SHEFFIELD LAKE — The city most likely will see its full-time Fire Department disbanded and cuts to its police force after voters rejected an income tax increase Nov. 5.
“It’s a huge snowball effect,” an frustrated Sheffield Lake Mayor Dennis Bring said. “Start taking pride in (the) community.”
The 0.5 percent income tax increase, which would have raised about $500,000 annually, failed by 18 votes, according to unofficial election returns. That was the second time that the levy has been proposed and failed. In May, the proposal lost by 148 votes.
City Council met Tuesday to address the city’s budget woes and to discuss how the lack of extra funds would affect city departments, especially the Fire Department. Bring said the city is in the process of switching to a part-time volunteer Fire Department in its place.
For Fire Chief Tim Card, it is a daunting task.
“I don’t think that’s going to work at Sheffield Lake,” Card said, adding that homeowner’s insurance will increase if the city loses its full-time Fire Department. The budget strains — ongoing since 2009 — already have forced the department to reduce staffing. Of late, full-time firefighters have been working overtime to make up for the loss of manpower.
Bring said eliminating the full-time Fire Department won’t be enough to ward off the $600,000 deficit. Other departments will be cut.
The Police Department will stop responding to certain, non-life-threatening calls or requests, including small neighborly disputes and watching Sheffield Lake residents’ houses when they go out of town, Bring said. Both are services that police have offered in the past.
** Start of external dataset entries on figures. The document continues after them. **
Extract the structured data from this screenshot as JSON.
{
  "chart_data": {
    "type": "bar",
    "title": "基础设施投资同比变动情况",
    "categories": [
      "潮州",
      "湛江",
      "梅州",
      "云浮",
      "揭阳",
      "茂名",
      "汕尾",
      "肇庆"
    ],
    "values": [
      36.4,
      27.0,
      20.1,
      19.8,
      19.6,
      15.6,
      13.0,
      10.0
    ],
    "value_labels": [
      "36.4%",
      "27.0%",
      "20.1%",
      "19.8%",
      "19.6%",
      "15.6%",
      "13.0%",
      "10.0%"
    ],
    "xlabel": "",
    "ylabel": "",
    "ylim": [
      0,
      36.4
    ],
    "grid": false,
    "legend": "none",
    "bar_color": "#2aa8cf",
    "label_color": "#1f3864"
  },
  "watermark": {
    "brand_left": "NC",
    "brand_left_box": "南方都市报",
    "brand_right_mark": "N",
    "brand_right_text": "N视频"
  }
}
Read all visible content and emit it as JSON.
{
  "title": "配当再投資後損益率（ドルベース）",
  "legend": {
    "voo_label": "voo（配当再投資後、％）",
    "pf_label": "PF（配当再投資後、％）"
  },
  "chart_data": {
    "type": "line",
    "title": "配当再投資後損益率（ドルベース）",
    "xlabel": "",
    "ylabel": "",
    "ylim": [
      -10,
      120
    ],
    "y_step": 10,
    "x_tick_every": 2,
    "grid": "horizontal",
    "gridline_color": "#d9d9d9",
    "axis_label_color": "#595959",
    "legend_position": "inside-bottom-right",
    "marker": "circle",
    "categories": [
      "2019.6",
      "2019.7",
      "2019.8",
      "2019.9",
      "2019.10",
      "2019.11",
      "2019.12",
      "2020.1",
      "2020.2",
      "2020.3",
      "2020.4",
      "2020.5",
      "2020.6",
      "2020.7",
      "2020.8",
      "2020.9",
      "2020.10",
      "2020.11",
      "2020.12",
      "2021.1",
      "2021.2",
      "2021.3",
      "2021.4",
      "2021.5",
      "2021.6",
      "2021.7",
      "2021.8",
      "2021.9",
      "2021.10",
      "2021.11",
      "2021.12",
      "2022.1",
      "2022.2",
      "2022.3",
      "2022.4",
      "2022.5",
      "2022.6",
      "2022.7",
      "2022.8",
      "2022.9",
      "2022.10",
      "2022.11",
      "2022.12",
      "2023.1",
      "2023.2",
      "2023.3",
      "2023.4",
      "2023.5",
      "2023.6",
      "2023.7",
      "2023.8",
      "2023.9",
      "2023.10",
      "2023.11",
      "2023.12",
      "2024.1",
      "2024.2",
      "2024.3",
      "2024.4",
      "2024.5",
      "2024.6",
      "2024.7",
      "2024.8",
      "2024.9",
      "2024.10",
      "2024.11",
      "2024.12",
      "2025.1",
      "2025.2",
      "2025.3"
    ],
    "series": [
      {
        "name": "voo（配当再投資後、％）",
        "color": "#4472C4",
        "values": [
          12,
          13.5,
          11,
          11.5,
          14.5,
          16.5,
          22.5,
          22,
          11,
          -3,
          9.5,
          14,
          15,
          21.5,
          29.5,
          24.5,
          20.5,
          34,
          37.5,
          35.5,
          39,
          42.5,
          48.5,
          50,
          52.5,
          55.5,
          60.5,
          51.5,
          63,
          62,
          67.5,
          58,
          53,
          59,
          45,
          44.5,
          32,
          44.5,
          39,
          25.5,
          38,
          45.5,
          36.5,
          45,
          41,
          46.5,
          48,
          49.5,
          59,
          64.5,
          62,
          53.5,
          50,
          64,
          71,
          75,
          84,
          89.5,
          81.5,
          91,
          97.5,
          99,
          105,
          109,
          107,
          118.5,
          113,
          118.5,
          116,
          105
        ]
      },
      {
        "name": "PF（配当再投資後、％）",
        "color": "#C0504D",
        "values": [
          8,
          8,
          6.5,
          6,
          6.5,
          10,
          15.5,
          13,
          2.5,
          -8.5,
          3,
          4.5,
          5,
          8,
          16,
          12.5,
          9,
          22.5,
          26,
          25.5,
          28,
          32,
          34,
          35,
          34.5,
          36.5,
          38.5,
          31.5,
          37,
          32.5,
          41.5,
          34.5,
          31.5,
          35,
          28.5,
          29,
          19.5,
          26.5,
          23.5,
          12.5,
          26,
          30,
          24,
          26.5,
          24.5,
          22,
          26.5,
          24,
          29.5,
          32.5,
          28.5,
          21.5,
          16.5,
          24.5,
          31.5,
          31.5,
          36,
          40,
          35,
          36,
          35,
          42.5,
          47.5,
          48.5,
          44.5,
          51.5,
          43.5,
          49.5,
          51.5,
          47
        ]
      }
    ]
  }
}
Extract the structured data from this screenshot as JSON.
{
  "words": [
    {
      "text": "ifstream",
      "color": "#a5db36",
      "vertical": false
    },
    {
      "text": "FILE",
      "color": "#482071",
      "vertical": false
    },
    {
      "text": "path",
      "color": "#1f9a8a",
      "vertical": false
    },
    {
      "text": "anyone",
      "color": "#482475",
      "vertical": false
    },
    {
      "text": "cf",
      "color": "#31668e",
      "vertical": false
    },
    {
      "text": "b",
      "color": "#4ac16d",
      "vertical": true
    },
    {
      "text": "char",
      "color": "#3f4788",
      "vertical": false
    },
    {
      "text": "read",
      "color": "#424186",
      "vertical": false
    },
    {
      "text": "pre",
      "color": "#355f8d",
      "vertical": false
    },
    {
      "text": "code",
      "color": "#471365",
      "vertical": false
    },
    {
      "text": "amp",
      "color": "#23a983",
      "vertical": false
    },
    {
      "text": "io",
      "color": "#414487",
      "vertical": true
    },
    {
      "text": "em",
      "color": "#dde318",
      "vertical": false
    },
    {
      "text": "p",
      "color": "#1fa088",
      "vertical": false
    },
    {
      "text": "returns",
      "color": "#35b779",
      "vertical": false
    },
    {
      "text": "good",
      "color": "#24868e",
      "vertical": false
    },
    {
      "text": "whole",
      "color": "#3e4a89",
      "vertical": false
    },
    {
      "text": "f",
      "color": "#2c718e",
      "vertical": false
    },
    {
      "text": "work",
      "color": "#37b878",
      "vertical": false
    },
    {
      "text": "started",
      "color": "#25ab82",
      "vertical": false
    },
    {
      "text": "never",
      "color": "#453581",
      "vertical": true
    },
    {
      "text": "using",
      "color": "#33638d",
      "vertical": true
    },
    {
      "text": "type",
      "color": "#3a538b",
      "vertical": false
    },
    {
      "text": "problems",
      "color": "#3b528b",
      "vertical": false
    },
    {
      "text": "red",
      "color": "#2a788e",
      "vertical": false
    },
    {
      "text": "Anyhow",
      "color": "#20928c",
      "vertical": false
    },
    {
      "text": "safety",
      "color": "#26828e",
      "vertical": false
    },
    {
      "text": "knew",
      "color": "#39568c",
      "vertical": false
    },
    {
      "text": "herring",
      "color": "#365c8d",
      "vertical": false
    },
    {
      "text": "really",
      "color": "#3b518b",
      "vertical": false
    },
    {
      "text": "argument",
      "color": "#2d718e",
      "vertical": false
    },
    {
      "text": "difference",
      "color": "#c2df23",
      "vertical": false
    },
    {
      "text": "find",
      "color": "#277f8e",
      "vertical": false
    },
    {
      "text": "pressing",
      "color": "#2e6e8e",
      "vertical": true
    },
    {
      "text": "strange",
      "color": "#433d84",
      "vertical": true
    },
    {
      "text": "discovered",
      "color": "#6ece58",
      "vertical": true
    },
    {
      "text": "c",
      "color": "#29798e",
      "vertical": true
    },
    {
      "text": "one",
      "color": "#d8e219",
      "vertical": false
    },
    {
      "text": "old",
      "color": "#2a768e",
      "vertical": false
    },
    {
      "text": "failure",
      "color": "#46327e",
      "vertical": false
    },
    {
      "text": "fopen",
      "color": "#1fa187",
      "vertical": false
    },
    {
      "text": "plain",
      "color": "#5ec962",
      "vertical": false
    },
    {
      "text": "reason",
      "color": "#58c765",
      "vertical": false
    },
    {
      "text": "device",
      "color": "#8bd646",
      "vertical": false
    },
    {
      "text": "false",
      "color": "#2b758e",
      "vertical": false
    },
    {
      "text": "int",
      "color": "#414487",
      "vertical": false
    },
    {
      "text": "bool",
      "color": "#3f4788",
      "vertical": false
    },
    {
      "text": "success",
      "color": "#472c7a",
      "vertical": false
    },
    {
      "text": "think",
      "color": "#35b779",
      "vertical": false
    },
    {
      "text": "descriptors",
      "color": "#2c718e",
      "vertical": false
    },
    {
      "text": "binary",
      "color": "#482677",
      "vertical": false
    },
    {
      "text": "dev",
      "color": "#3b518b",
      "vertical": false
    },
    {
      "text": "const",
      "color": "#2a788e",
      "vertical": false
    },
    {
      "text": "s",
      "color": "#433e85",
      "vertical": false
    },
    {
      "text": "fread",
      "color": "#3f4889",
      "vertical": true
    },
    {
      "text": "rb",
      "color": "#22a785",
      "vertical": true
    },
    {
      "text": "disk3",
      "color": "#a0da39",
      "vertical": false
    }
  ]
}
Sheffield Lake residents also can expect to see less-extensive road maintenance. The Maintenance Department only will be able to plow and salt intersections and major roads.
“We just don’t have the manpower,” Bring said.
For Bring, one of the most disappointing aspects of the levy’s rejection is what he sees as the apathy from residents in the town.
“Come down and get the facts … see where the money is going,” Bring said, adding that many Sheffield Lake voters did not know how the rejection of the tax increase could affect the town. “This is what you voted for.”